Oleh: Fikri Abdurrahman

Tidak seperti dulu semangat saya membara semangat muda. Dibandingkan dengan sekarang, menulis adalah penyakit yang perlu saya hindari, bila kambuh jadi repot. Namun aneh juga bila saya menerbitkan tulisan saya di sini. Memang saya tidak sehebat penulis handai tolan atau penyair terkemuka se-Nusantara. Bisa dibilang umur saya menulis masih bisa dihitung jari. Tidak tahu sebab dan apa akibat bila saya terus menulis.


"Aku menulis bukan bercita-cita ingin terkenal

Aku menulis hanya ingin terus-menerus mengenal" kata saya empat tahun yang lalu.


Berawal dari senang mendengar dongeng dan cerita dari kawan-kawan yang begitu asik terdengar dengan gaya yang diperagakan sesuai dongengnya. Menciptakan fatamorgana yang kasat mata tapi terasa. saya tulis setiap dongeng-dongeng itu menjadi satu kesatuan alur yang tertulis abadi. Dari sekian orang yang pernah saya temui, hanya saya yang kurang pandai berbicara, minoritas. Saya kikuk dalam bila berbicara. Berkata, itu bukan sifat saya.

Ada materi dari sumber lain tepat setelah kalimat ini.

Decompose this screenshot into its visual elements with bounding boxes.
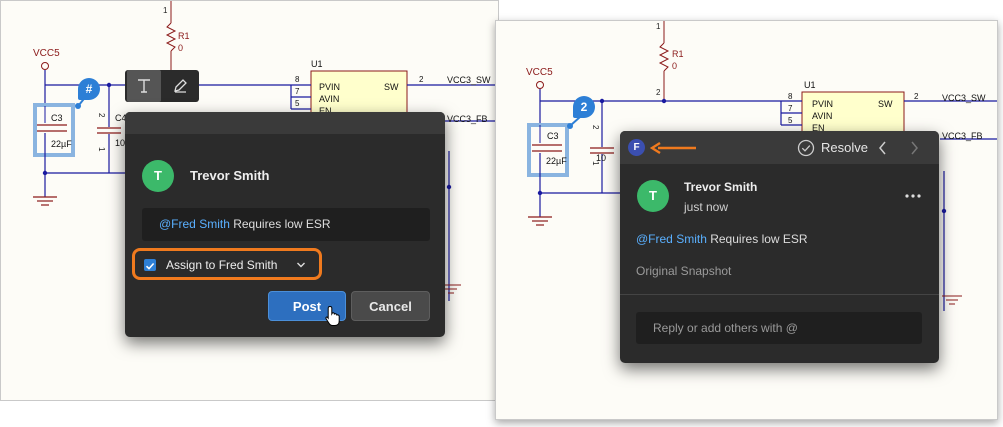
dialog-header [125,112,445,134]
u1-ref: U1 [311,59,323,69]
comment-pin-badge[interactable]: # [78,78,100,100]
check-icon [145,262,155,270]
c4-value: 10 [596,153,606,163]
author-avatar: T [637,180,669,212]
u1-pvin: PVIN [319,82,340,92]
c4-pin-2: 2 [97,113,106,118]
vcc5-symbol [41,62,49,70]
resolve-label: Resolve [821,140,868,155]
new-comment-dialog: T Trevor Smith @Fred Smith Requires low … [125,112,445,337]
c3-value: 22µF [51,139,72,149]
text-tool-button[interactable] [127,70,161,102]
vcc5-label: VCC5 [33,48,60,59]
hand-cursor-icon [325,305,340,326]
left-schematic-view: VCC5 1 R1 0 2 C3 22µF 2 1 C4 10 [0,0,499,401]
u1-pin-2: 2 [914,92,919,101]
chevron-right-icon[interactable] [908,140,920,156]
more-options-icon[interactable] [904,193,922,199]
c4-pin-2: 2 [591,125,600,130]
u1-sw: SW [878,99,893,109]
mention-fred-smith[interactable]: @Fred Smith [159,217,230,231]
r1-pin-1: 1 [163,6,168,15]
r1-pin-2: 2 [656,88,661,97]
comment-pin-badge[interactable]: 2 [573,96,595,118]
reply-input[interactable]: Reply or add others with @ [636,312,922,344]
u1-pin-5: 5 [788,116,793,125]
arrow-left-icon [650,141,696,155]
cancel-button[interactable]: Cancel [351,291,430,321]
thread-divider [620,294,939,295]
comment-time: just now [684,200,729,214]
u1-pin-2: 2 [419,75,424,84]
comment-input[interactable]: @Fred Smith Requires low ESR [142,208,430,241]
u1-pin-7: 7 [788,104,793,113]
u1-pvin: PVIN [812,99,833,109]
thread-header: F Resolve [620,131,939,164]
r1-ref: R1 [178,31,190,41]
comment-text: Requires low ESR [706,232,808,246]
author-name: Trevor Smith [190,168,270,183]
r1-resistor [165,22,177,52]
net-vcc3-fb: VCC3_FB [942,131,983,141]
assign-label[interactable]: Assign to Fred Smith [166,258,277,272]
r1-ref: R1 [672,49,684,59]
r1-pin-1: 1 [656,22,661,31]
c3-value: 22µF [546,156,567,166]
assign-checkbox[interactable] [144,259,156,271]
original-snapshot-link[interactable]: Original Snapshot [636,264,731,278]
chevron-down-icon[interactable] [296,261,306,269]
r1-value: 0 [178,43,183,53]
right-schematic-view: VCC5 1 R1 0 2 C3 22µF 2 1 10 U1 PVIN AVI… [495,20,998,420]
resolve-button[interactable]: Resolve [797,139,875,157]
u1-pin-8: 8 [788,92,793,101]
assignee-avatar[interactable]: F [628,139,645,156]
u1-pin-8: 8 [295,75,300,84]
net-vcc3-fb: VCC3_FB [447,114,488,124]
comment-text: Requires low ESR [229,217,331,231]
u1-avin: AVIN [319,94,339,104]
net-vcc3-sw: VCC3_SW [447,75,491,85]
u1-pin-5: 5 [295,99,300,108]
c3-ref: C3 [51,113,63,123]
comment-thread-panel: F Resolve T Trevor Smith just now @Fred … [620,131,939,363]
r1-value: 0 [672,61,677,71]
mention-fred-smith[interactable]: @Fred Smith [636,232,707,246]
author-avatar: T [142,160,174,192]
comment-body: @Fred Smith Requires low ESR [636,232,808,246]
author-name: Trevor Smith [684,180,758,194]
text-icon [138,79,150,93]
u1-avin: AVIN [812,111,832,121]
net-vcc3-sw: VCC3_SW [942,93,986,103]
c4-value: 10 [115,138,125,148]
u1-pin-7: 7 [295,87,300,96]
check-circle-icon [797,139,815,157]
u1-ref: U1 [804,80,816,90]
r1-resistor [658,42,670,72]
chevron-left-icon[interactable] [877,140,889,156]
pen-tool-button[interactable] [163,70,197,102]
c3-ref: C3 [547,131,559,141]
c4-pin-1: 1 [97,147,106,152]
annotation-toolbar [125,70,199,102]
u1-sw: SW [384,82,399,92]
pen-icon [174,79,187,93]
vcc5-label: VCC5 [526,67,553,78]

Kawan-kawan profesional mengolah kata, laksana penyair melafalkan nada dan instrumen kata sehingga tercipta jauh yang tidak terbayangkan merdunya.

Jangankan saya tidak pandai melafalkan kata? Mau bicarapun tidak.

"kata-kata bisa diubah makna dan artinya!." Pengubahan itulah yang mengkhianati hakikat kata sesungguhnya. Berbeda dengan menulis yang bisa seenaknya saja dan tidak pernah dicampakkan. Tulisan yang keluyuran namun bermaksud pasti. Ketahuilah menulis butuh niat kuat. Sebisa mungkin saya harus tetap mengabadikan dongeng kawan-kawan lewat tangan, lewat tulisan. Karena hanya itu yang saya bisa.

Satu kutipan yang membuat saya betah menulis "sudahkah tersampaikan?"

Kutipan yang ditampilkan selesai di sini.